The Mishna in Sanhedrin (52a) also described the procedure for "burning" and stated clearly that it did not involve actual resort to fire or flames. Rather, an extremely hot object (or wick) was inserted into the mouth of the condemned individual so as to cause instantaneous death. Here, too, the objective was to cause death quickly and without mutilation of the body.
Indeed, the Mishna concludes with a very revealing passage that condemns any court that would put an accused to death with actual flames:
Rabbi Elazar the son of Rabbi Tzadok said "An incident once occurred with the daughter of a priest who committed adultery and they surrounded her with bundles of branches and burned her." The other rabbis responded to him, "That was done because the court that performed this execution was not knowledgeable."
The concluding comment of the Mishna indicates that regardless of the common understanding of "burning," the rabbis believed that a court that would actually set a person on fire was a court acting in error. The Talmud, in fact, explains that the incident reported in the Mishna was the work of a court of Sadducees (i.e., those who mistakenly applied the Biblical text without taking account of the oral tradition and rabbinic interpretation). This passage demonstrates once again the rabbis' primary concern that the method of execution not cause unnecessary pain or disfigurement of the body.
C. Decapitation and Strangulation Were Intended To Be Quick and Relatively Painless Forms of Execution.
The Mishna (Sanhedrin 52b) describes execution by decapitation--which was invoked primarily for murderers--as the same form of capital punishment that was used at the time by civil rulers under the Roman legal system. The condemned person's trachea and esophagus were severed with a sharp sword so that he would die instantly. When one rabbi of the Mishna suggested that it was too demeaning to the accused to be executed in a standing position because his body would slump to the floor and that, instead, his head should be positioned on a wooden chopping-block and removed with an ax, the majority of the rabbis responded that this was impermissible because it could result in even greater mutilation.
This discussion on the subject of decapitation reveals again how conscious the rabbis were of the obligations (1) to impose rapid death, (2) to minimize pain, and (3) to avoid mutilation. In actual administration of this form of execution, they sought to achieve these objectives. The discussion of this form of execution was again concluded with the previously cited observation, attributed to one Rabbi Nachman, quoting Rabba the son of Avuha: "Scripture states, `You shall love your fellow as yourself' so that you must choose for him a humane death." This admonition is repeated in the Talmudic tractates Pesachim (75a) and Ketubot (37a).

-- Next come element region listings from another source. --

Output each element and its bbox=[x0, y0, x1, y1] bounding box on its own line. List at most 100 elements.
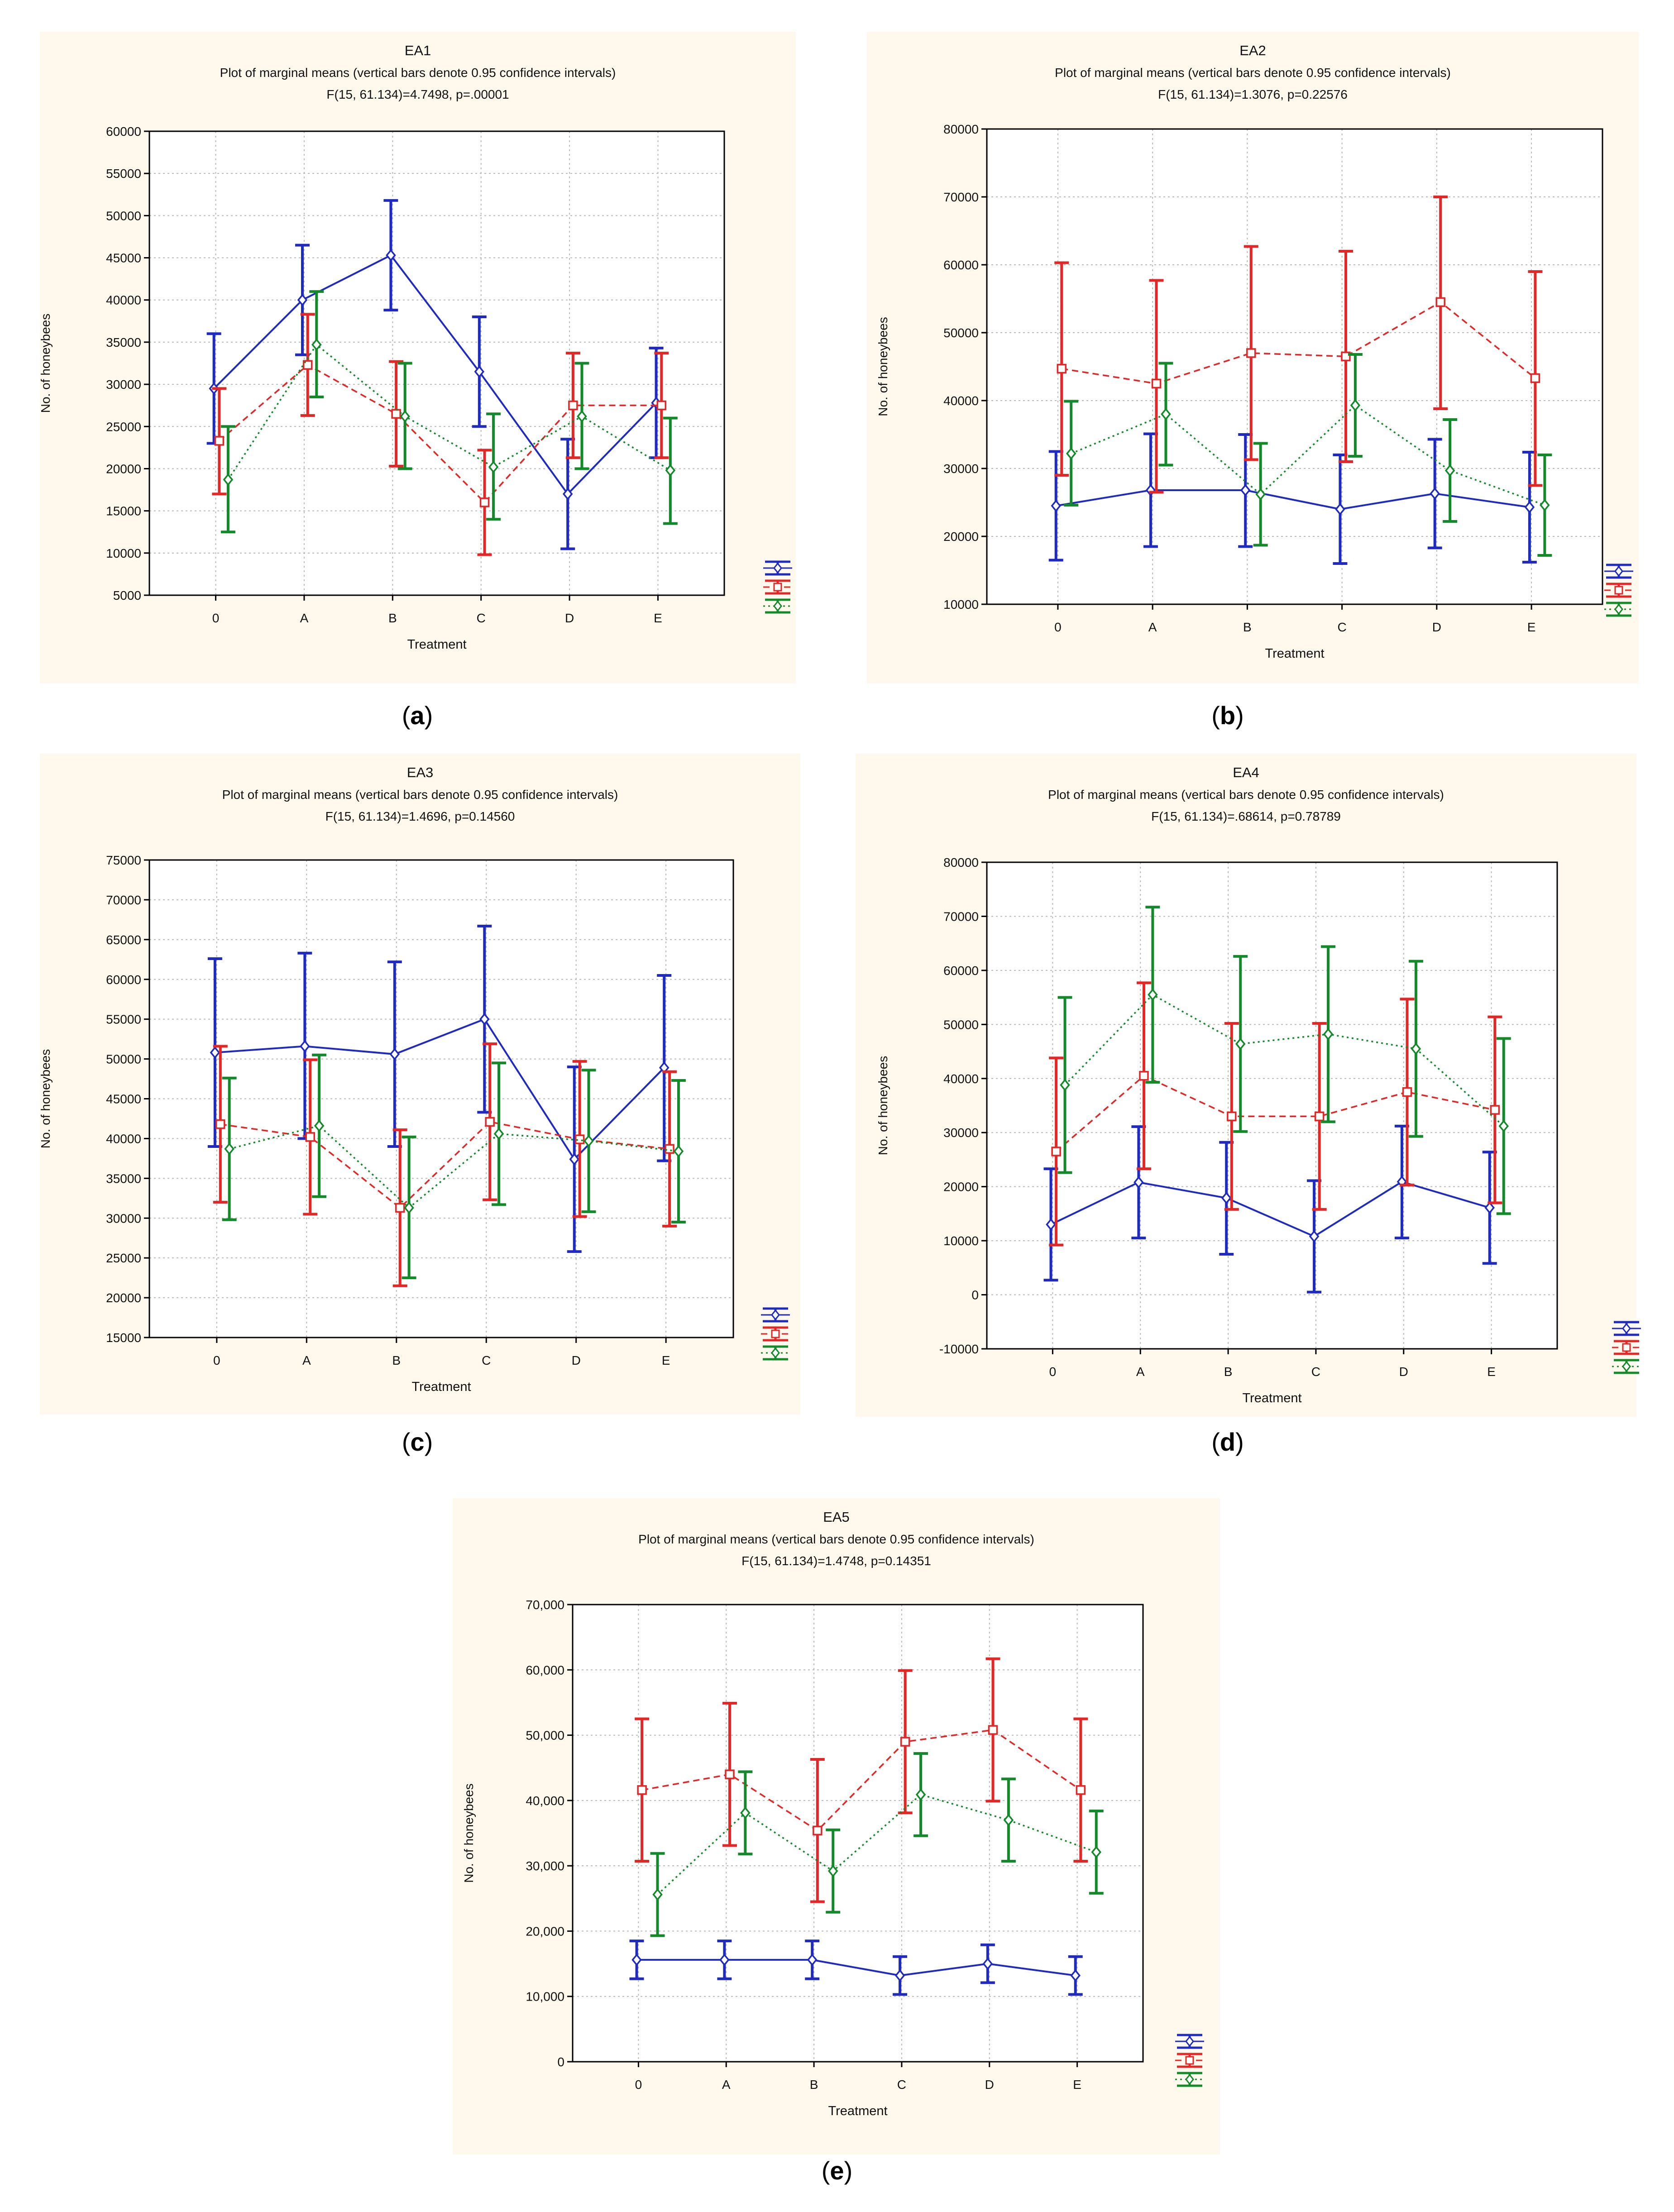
x-tick-label: A bbox=[300, 611, 309, 625]
plot-area bbox=[149, 860, 733, 1338]
chart-stat: F(15, 61.134)=.68614, p=0.78789 bbox=[1151, 809, 1341, 823]
y-axis-label: No. of honeybees bbox=[876, 1056, 890, 1156]
y-tick-label: 15000 bbox=[106, 504, 141, 518]
series-2-point bbox=[305, 1132, 315, 1142]
series-3-point bbox=[1161, 408, 1171, 420]
series-3-point bbox=[1060, 1079, 1070, 1091]
chart-stat: F(15, 61.134)=1.3076, p=0.22576 bbox=[1158, 87, 1348, 101]
series-2-point bbox=[1246, 348, 1256, 358]
series-2-point bbox=[1057, 363, 1067, 374]
series-2-line bbox=[219, 364, 662, 504]
y-tick-label: 20,000 bbox=[526, 1924, 564, 1938]
series-3-point bbox=[915, 1788, 926, 1801]
series-3-point bbox=[740, 1806, 751, 1820]
x-tick-label: C bbox=[1311, 1365, 1320, 1379]
series-1-point bbox=[1484, 1201, 1495, 1214]
legend-marker-3 bbox=[771, 1347, 780, 1359]
panel-letter-e: (e) bbox=[822, 2156, 852, 2185]
y-tick-label: 30000 bbox=[943, 1126, 979, 1140]
y-tick-label: 50000 bbox=[106, 1052, 141, 1066]
legend-marker-3 bbox=[1185, 2073, 1194, 2085]
chart-title: EA1 bbox=[405, 43, 431, 58]
series-2-point bbox=[900, 1737, 910, 1747]
y-tick-label: 60000 bbox=[106, 124, 141, 139]
series-2-point bbox=[215, 1119, 225, 1129]
chart-panel-1: EA1 Plot of marginal means (vertical bars… bbox=[38, 32, 796, 683]
legend-marker-2 bbox=[1185, 2056, 1194, 2065]
y-tick-label: 45000 bbox=[106, 1092, 141, 1106]
y-tick-label: 35000 bbox=[106, 1171, 141, 1185]
y-tick-label: 10,000 bbox=[526, 1990, 564, 2004]
chart-subtitle: Plot of marginal means (vertical bars de… bbox=[220, 66, 616, 80]
y-tick-label: 55000 bbox=[106, 167, 141, 181]
y-tick-label: 80000 bbox=[943, 122, 979, 136]
y-tick-label: 60,000 bbox=[526, 1663, 564, 1677]
plot-frame bbox=[148, 130, 725, 596]
y-tick-label: 30,000 bbox=[526, 1859, 564, 1873]
y-tick-label: 35000 bbox=[106, 335, 141, 349]
chart-panel-4: EA4 Plot of marginal means (vertical bars… bbox=[856, 754, 1641, 1417]
y-tick-label: 55000 bbox=[106, 1013, 141, 1027]
series-1-point bbox=[479, 1013, 490, 1026]
series-2-point bbox=[656, 400, 667, 411]
series-3-line bbox=[1064, 994, 1504, 1127]
x-tick-label: 0 bbox=[635, 2078, 642, 2092]
plot-frame bbox=[986, 128, 1603, 605]
x-tick-label: 0 bbox=[1054, 620, 1062, 634]
y-tick-label: 10000 bbox=[106, 546, 141, 560]
y-tick-label: 50000 bbox=[106, 209, 141, 223]
y-tick-label: 25000 bbox=[106, 420, 141, 434]
x-tick-label: D bbox=[572, 1353, 581, 1367]
y-tick-label: 70000 bbox=[943, 190, 979, 204]
y-tick-label: 60000 bbox=[106, 973, 141, 987]
series-3-point bbox=[404, 1201, 414, 1214]
x-tick-label: 0 bbox=[213, 1353, 220, 1367]
x-tick-label: D bbox=[985, 2078, 994, 2092]
series-3-point bbox=[1540, 499, 1550, 511]
legend-marker-1 bbox=[1622, 1323, 1631, 1334]
x-tick-label: A bbox=[1148, 620, 1157, 634]
y-tick-label: 30000 bbox=[943, 462, 979, 476]
plot-area bbox=[573, 1605, 1143, 2062]
series-2-point bbox=[1139, 1071, 1149, 1081]
panel-letter-d: (d) bbox=[1211, 1428, 1244, 1456]
x-tick-label: 0 bbox=[212, 611, 220, 625]
y-tick-label: 75000 bbox=[106, 853, 141, 867]
chart-panel-2: EA2 Plot of marginal means (vertical bars… bbox=[867, 32, 1639, 683]
x-tick-label: A bbox=[722, 2078, 731, 2092]
series-2-point bbox=[1051, 1147, 1061, 1156]
x-tick-label: A bbox=[1136, 1365, 1145, 1379]
series-2-point bbox=[988, 1725, 998, 1735]
x-tick-label: D bbox=[1432, 620, 1441, 634]
series-3-point bbox=[1498, 1120, 1509, 1132]
series-1-point bbox=[1051, 499, 1061, 512]
series-2-point bbox=[391, 409, 401, 419]
x-tick-label: E bbox=[1527, 620, 1536, 634]
y-tick-label: 40000 bbox=[106, 293, 141, 307]
x-tick-label: E bbox=[654, 611, 662, 625]
series-3-point bbox=[1255, 488, 1266, 501]
chart-panel-3: EA3 Plot of marginal means (vertical bars… bbox=[38, 754, 800, 1414]
series-3-point bbox=[314, 1119, 325, 1132]
series-3-line bbox=[657, 1793, 1097, 1895]
panel-letter-a: (a) bbox=[402, 701, 433, 730]
chart-title: EA5 bbox=[823, 1509, 850, 1525]
legend-marker-1 bbox=[771, 1309, 780, 1321]
y-tick-label: 5000 bbox=[113, 588, 141, 602]
legend-marker-1 bbox=[1614, 565, 1623, 577]
series-1-point bbox=[297, 293, 308, 306]
x-tick-label: E bbox=[1073, 2078, 1081, 2092]
series-2-point bbox=[725, 1769, 735, 1779]
y-tick-label: 70000 bbox=[943, 909, 979, 923]
series-1-point bbox=[1335, 503, 1345, 516]
legend-marker-2 bbox=[771, 1329, 780, 1338]
series-2-point bbox=[574, 1134, 585, 1144]
y-axis-label: No. of honeybees bbox=[462, 1783, 476, 1883]
x-axis-label: Treatment bbox=[1242, 1391, 1301, 1405]
y-tick-label: 20000 bbox=[106, 462, 141, 476]
x-tick-label: B bbox=[1243, 620, 1252, 634]
series-1-point bbox=[1524, 501, 1535, 514]
legend-marker-3 bbox=[1614, 603, 1623, 615]
y-axis-label: No. of honeybees bbox=[38, 1049, 53, 1149]
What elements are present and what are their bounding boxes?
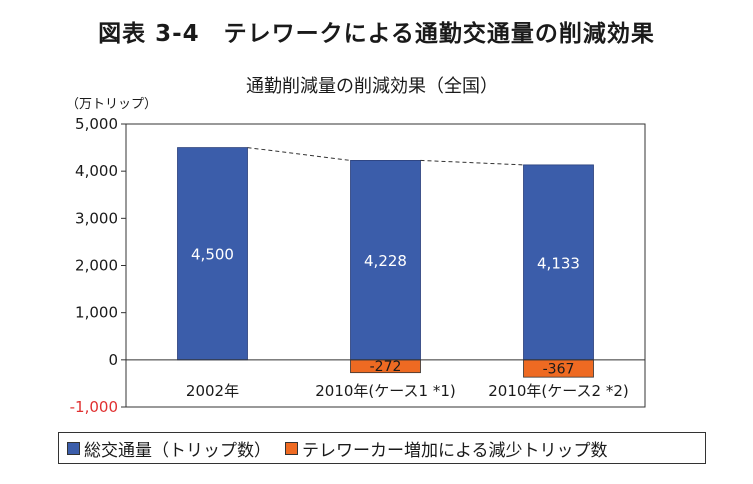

The same principle governed the rules of strangulation. Death is caused by quick and certain choking when a cord around the condemned person's neck is pulled in opposite directions simultaneously by the eye-witnesses to the offense (who are required to participate in the execution). Pain and mutilation are minimized because the cord that is used for the execution is placed within a soft cloth. The Talmud explains that this form of death "leaves no mark on the body."
If execution by the electric chair, as administered in Florida, results in unnecessary pain and disfigurement, it would be unacceptable under the principles underlying the traditional Jewish legal system applied 2000 years ago, and should also be unacceptable under the Eighth Amendment today.